Время тлеть и время цвести. Том второй - страница 141



Доцент заметил:

– Нужно уметь работать в любой обстановке, тебе в ВУЗ поступать. Не волнуйся, напиши мне просто формулу для дискриминанта.

– Мы продолжим урок, а Соколов пусть пишет, – с легким ехидством в голосе произнесла Ирина Владиславовна и встала так, что до Пети не могли долететь никакие записки или шпаргалки, – возможно, он к концу урока успокоится и что-нибудь нам выдаст.

Когда прозвенел звонок, Соколов все еще топтался возле чистой доски. Доцент, проходя мимо, бросил на него взгляд, полный сожаления, а методист постояла рядом, что-то спросила и со вздохом отошла.

Позже, когда все собрались в кабинете директора, где уже был накрыт стол, она с улыбкой сказала:

– Класс производит хорошее впечатление, очень хорошее. Конечно, этот мальчик Соколов…Знаете, такое впечатление, что программа математического класса ему не по силам.

– Соколов очень неглупый мальчик, но он много болел, – заторопилась директриса. – Вообще этот класс у нас с самого начала был экспериментальным – ребята с первого класса шли по Занкову, но из-за углубленного изучения языка мы с согласия родителей повели их не по программе «один-три», а по «один-четыре». Математический класс сформирован в основном на базе этого экспериментального.

– Разве вы не проводили отборочных экзаменов в девятом классе, когда формировали математический класс?

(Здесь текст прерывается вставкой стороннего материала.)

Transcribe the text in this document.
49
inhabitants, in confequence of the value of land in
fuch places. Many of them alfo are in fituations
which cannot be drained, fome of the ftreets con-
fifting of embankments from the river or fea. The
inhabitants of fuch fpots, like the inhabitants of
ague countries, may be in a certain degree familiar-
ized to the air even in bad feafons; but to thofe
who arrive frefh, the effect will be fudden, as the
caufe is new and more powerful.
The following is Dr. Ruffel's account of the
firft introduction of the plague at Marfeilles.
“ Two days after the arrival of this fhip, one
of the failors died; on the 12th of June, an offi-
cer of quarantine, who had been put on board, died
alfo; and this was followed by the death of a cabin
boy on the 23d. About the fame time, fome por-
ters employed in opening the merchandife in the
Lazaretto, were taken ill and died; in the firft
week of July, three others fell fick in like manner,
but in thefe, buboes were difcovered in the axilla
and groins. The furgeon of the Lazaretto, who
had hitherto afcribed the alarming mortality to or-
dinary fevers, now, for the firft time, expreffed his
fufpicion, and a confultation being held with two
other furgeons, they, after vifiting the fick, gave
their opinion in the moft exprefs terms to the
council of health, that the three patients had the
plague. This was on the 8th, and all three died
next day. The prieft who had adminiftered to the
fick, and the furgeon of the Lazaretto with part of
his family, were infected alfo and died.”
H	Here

Неужели этот мальчик прошел отборочные испытания? – продолжала недоумевать методист.

– Он болел, когда шли экзамены, – нервно ответила директор, – но вы же знаете, что у детей, которые идут по Занкову, формируется и остается своеобразный тип мышления, мы это учли.

Доцент покачал головой.

– Зря. Ему, как я понял, в этом классе нелегко. Он ведь «а» от «б» отличить не может. В то время, как остальные ребята решают сложнейшие уравнения с параметрами.

– Конечно, он чувствует себя ущемленным, – поддакнула методист, – мне кажется, нужно в ближайшее время устроить зачет и определить, кто из детей может идти по усложненной программе. Через семь-восемь месяцев этим ребятам поступать в ВУЗ, и зачем ребенку тратить силы на математику, если ему нужна история или, скажем, иностранный язык?

– А это уж вы попробуйте объяснить его родителям, – ехидно бросила Ирина Владиславовна, бросив торжествующий взгляд на встревоженную директрису. – Это ведь так престижно – учиться в математическом классе!

– С родителями нужно провести беседу, объяснить, что это делается в интересах ребенка, прежде всего, – наставительно заметила методист, – это ведь не общеобразовательный класс, а математический, тут должен быть особый подход.

Проводив гостей, директриса попросила Ирину Владиславовну ненадолго вернуться к ней в кабинет, плотно прикрыла дверь и с горечью сказала:

– Вы ведь знали об их визите, разве не так?

Математичка спокойно кивнула.

– Разумеется, что в этом странного? Я же подала документы на высшую категорию и в любом случае должна была дать открытый урок.

– Знали, что они приедут именно сегодня, и не предупредили меня. Почему? Вы специально подстроили этот номер с Соколовым? Зачем вы его вызвали?

Ирина Владиславовна небрежно пожала и плечами усмехнулась.

– Не понимаю, при чем тут Соколов. Хотя, конечно, хорошо, что все присутствовали, а то у Соколова, когда приезжают на урок, всегда или понос, или грипп, или свинка.

Директриса побагровела.

– Не надо, пожалуйста! Соколов никогда не пропускает без уважительной причины! И что вы хотели продемонстрировать сегодня, когда вызвали его к доске? Вашу несостоятельность, как педагога? Мне было стыдно за вас! Если вы не можете научить ребенка азам математики, то это не его, а ваша вина!